Rosemont–La Petite-Patrie

« Gentilly or not to be »,ou quand le nucléaire ne fait pas peur

Des bébés qui naissent sans perforation annale; hausse des avortements spontanés et des bébés mort-nés; hausse des malformations chez les nouveau-nés; hausse majeure des cas de leucémie. Pourtant, des décideurs locaux et nationaux, politiciens et investisseurs du secteur privé, font tout pour garder ouverte la seule centrale nucléaire du Québec, situé à Bécancour. Pourquoi ?

Voilà la question que lancent les deux documentaristes de Gentilly or not to be, un film des Productions de la ruelle, une boite toute rosemontoise à qui l’on doit notamment les séries historiques J’ai la mémoire qui tourne.

Sur une période de plus de cinq ans, Éric Ruel et Guylaine Maroist ont recherché de l’information sur les effets du nucléaire, tant sur le plan de la santé que de l’environnement.
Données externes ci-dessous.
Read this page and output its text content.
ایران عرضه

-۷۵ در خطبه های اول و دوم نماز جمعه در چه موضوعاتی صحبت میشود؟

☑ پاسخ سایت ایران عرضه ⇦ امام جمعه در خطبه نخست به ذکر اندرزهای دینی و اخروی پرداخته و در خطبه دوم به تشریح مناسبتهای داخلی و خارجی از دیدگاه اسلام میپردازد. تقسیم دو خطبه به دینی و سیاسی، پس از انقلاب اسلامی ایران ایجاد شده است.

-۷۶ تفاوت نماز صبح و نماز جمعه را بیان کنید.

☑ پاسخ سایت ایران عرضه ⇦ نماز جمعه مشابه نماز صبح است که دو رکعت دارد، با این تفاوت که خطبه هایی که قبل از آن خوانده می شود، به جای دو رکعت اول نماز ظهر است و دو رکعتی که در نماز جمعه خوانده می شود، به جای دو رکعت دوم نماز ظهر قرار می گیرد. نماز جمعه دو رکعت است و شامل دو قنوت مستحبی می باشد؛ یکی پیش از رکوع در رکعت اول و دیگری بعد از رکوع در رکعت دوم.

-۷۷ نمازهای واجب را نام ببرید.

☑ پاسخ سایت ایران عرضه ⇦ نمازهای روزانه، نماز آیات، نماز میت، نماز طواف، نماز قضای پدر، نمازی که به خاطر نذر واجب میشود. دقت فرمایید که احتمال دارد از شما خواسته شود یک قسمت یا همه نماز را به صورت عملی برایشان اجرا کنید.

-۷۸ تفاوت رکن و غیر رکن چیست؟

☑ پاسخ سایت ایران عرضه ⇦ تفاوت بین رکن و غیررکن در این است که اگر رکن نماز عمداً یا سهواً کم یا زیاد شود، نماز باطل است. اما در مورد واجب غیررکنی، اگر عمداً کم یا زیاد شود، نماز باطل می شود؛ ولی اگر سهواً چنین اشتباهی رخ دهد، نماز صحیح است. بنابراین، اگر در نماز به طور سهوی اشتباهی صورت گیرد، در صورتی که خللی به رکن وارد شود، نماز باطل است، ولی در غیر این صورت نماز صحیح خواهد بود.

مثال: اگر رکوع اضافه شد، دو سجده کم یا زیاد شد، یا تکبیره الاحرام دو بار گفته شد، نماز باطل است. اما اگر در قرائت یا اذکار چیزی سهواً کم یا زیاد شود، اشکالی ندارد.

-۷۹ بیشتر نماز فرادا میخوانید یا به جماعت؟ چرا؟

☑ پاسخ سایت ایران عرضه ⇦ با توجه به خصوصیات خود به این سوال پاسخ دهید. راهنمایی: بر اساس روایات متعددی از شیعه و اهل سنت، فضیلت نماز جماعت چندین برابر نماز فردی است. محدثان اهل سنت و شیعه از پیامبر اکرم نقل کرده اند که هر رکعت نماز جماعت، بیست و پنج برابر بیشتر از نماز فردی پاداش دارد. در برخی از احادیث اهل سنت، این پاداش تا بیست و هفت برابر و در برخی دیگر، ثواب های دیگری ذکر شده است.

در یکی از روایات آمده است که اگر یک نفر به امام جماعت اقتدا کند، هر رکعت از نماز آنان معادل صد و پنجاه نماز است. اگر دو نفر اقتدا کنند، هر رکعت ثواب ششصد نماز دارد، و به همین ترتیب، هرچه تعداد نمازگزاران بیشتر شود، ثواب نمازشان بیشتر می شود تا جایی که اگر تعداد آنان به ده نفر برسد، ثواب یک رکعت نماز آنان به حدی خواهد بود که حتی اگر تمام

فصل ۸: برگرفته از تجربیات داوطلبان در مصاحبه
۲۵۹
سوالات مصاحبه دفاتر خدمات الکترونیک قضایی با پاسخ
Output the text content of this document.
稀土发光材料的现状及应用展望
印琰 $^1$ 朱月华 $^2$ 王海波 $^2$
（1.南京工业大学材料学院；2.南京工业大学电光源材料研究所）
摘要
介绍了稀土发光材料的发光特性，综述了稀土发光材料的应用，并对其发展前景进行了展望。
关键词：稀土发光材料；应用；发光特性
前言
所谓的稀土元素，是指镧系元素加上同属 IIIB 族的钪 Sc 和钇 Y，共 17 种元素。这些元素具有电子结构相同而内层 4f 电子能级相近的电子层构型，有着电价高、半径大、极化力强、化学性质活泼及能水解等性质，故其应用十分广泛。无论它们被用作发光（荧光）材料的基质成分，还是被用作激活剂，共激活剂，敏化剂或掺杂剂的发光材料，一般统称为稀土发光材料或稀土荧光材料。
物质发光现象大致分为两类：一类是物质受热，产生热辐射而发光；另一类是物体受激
Ils ont réalisé des entrevues avec des spécialistes internationaux, des politiciens et des citoyens touchés par cette forme d’énergie.
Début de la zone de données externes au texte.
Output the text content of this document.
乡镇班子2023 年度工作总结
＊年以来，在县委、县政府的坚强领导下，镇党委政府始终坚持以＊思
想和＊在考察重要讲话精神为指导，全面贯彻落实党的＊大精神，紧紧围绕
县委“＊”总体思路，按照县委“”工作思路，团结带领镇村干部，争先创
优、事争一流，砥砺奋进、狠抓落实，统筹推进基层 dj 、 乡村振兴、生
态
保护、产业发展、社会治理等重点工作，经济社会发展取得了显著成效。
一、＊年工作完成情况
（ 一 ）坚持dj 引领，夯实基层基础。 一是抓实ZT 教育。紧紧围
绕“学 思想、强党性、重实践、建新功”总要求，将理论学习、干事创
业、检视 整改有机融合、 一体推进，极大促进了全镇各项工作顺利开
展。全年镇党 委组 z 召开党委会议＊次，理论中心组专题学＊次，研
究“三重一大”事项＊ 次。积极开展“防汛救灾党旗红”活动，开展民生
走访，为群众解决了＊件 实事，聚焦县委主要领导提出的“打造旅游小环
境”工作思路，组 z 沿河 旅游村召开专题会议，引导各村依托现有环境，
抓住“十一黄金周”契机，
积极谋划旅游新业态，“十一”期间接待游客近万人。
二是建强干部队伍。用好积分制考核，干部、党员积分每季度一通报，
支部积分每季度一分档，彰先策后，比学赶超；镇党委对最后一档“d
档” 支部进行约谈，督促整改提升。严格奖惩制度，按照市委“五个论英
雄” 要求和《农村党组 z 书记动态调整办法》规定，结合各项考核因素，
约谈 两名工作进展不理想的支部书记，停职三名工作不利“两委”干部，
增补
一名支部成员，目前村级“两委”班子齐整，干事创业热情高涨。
Ils ont également suivi des scientifiques et spécialistes de la santé qui s’opposent au projet de réfection de la centrale dans leur combat pour alerter la population locale et Gentilly-2.
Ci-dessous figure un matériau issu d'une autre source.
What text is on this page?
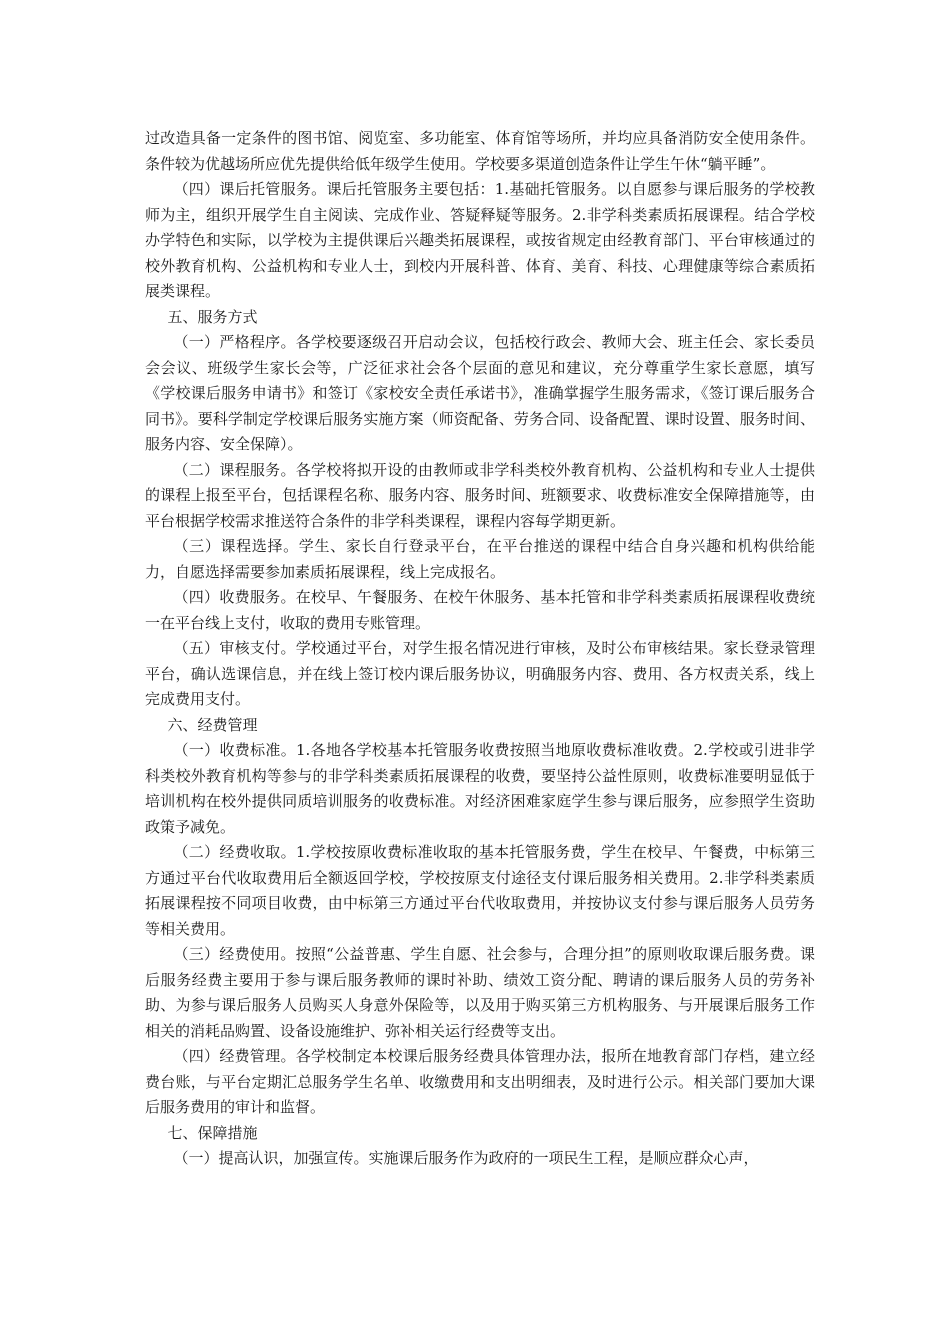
过改造具备一定条件的图书馆、阅览室、多功能室、体育馆等场所，并均应具备消防安全使用条件。条件较为优越场所应优先提供给低年级学生使用。学校要多渠道创造条件让学生午休“躺平睡”。

（四）课后托管服务。课后托管服务主要包括：1.基础托管服务。以自愿参与课后服务的学校教师为主，组织开展学生自主阅读、完成作业、答疑释疑等服务。2.非学科类素质拓展课程。结合学校办学特色和实际，以学校为主提供课后兴趣类拓展课程，或按省规定由经教育部门、平台审核通过的校外教育机构、公益机构和专业人士，到校内开展科普、体育、美育、科技、心理健康等综合素质拓展类课程。

五、服务方式

（一）严格程序。各学校要逐级召开启动会议，包括校行政会、教师大会、班主任会、家长委员会会议、班级学生家长会等，广泛征求社会各个层面的意见和建议，充分尊重学生家长意愿，填写《学校课后服务申请书》和签订《家校安全责任承诺书》，准确掌握学生服务需求，《签订课后服务合同书》。要科学制定学校课后服务实施方案（师资配备、劳务合同、设备配置、课时设置、服务时间、服务内容、安全保障）。

（二）课程服务。各学校将拟开设的由教师或非学科类校外教育机构、公益机构和专业人士提供的课程上报至平台，包括课程名称、服务内容、服务时间、班额要求、收费标准安全保障措施等，由平台根据学校需求推送符合条件的非学科类课程，课程内容每学期更新。

（三）课程选择。学生、家长自行登录平台，在平台推送的课程中结合自身兴趣和机构供给能力，自愿选择需要参加素质拓展课程，线上完成报名。

（四）收费服务。在校早、午餐服务、在校午休服务、基本托管和非学科类素质拓展课程收费统一在平台线上支付，收取的费用专账管理。

（五）审核支付。学校通过平台，对学生报名情况进行审核，及时公布审核结果。家长登录管理平台，确认选课信息，并在线上签订校内课后服务协议，明确服务内容、费用、各方权责关系，线上完成费用支付。

六、经费管理

（一）收费标准。1.各地各学校基本托管服务收费按照当地原收费标准收费。2.学校或引进非学科类校外教育机构等参与的非学科类素质拓展课程的收费，要坚持公益性原则，收费标准要明显低于培训机构在校外提供同质培训服务的收费标准。对经济困难家庭学生参与课后服务，应参照学生资助政策予减免。

（二）经费收取。1.学校按原收费标准收取的基本托管服务费，学生在校早、午餐费，中标第三方通过平台代收取费用后全额返回学校，学校按原支付途径支付课后服务相关费用。2.非学科类素质拓展课程按不同项目收费，由中标第三方通过平台代收取费用，并按协议支付参与课后服务人员劳务等相关费用。

（三）经费使用。按照“公益普惠、学生自愿、社会参与，合理分担”的原则收取课后服务费。课后服务经费主要用于参与课后服务教师的课时补助、绩效工资分配、聘请的课后服务人员的劳务补助、为参与课后服务人员购买人身意外保险等，以及用于购买第三方机构服务、与开展课后服务工作相关的消耗品购置、设备设施维护、弥补相关运行经费等支出。

（四）经费管理。各学校制定本校课后服务经费具体管理办法，报所在地教育部门存档，建立经费台账，与平台定期汇总服务学生名单、收缴费用和支出明细表，及时进行公示。相关部门要加大课后服务费用的审计和监督。

七、保障措施

（一）提高认识，加强宣传。实施课后服务作为政府的一项民生工程，是顺应群众心声，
« On avait déjà fait un documentaire (Bombe à retardement) sur les vétérans canadiens qui ont subi des tests nucléaires dans le Nevada, à la fin des années 1950, rappelle Mme Maroist. Depuis, on est resté sensible au sujet. En 2008, quand le gouvernement du Québec a annoncé son intention de relancer Gentilly-2, on a vu ces médecins et scientifiques s’y opposer avec force. Pour nous, ç’a été le déclic; on ne parlait plus juste de groupes environnementaux. Voilà que des spécialistes du milieu de la santé sonnaient l’alarme. On s’est dit qu’il fallait continuer et replongé dans tout ça. »

Parallèlement aux discours des opposants au nucléaire rencontrés par le duo des Productions de la Ruelle, Gentilly or not to be dresse aussi les arguments en sa faveur, essentiellement économiques.

On y voit et entend les Thierry Vandal, président-directeur général d’Hydro-Québec, Julie Boulet, ex-ministre responsable de la région de la Mauricie, Nathalie Normandeau, alors vice première ministre et ministre des Ressources naturelles et de la Faune, de même que l’ancien premier ministre Jean Charest, insister sur l’importance économique de maintenir ouverte la centrale Gentilly-2 et de relancer ses activités.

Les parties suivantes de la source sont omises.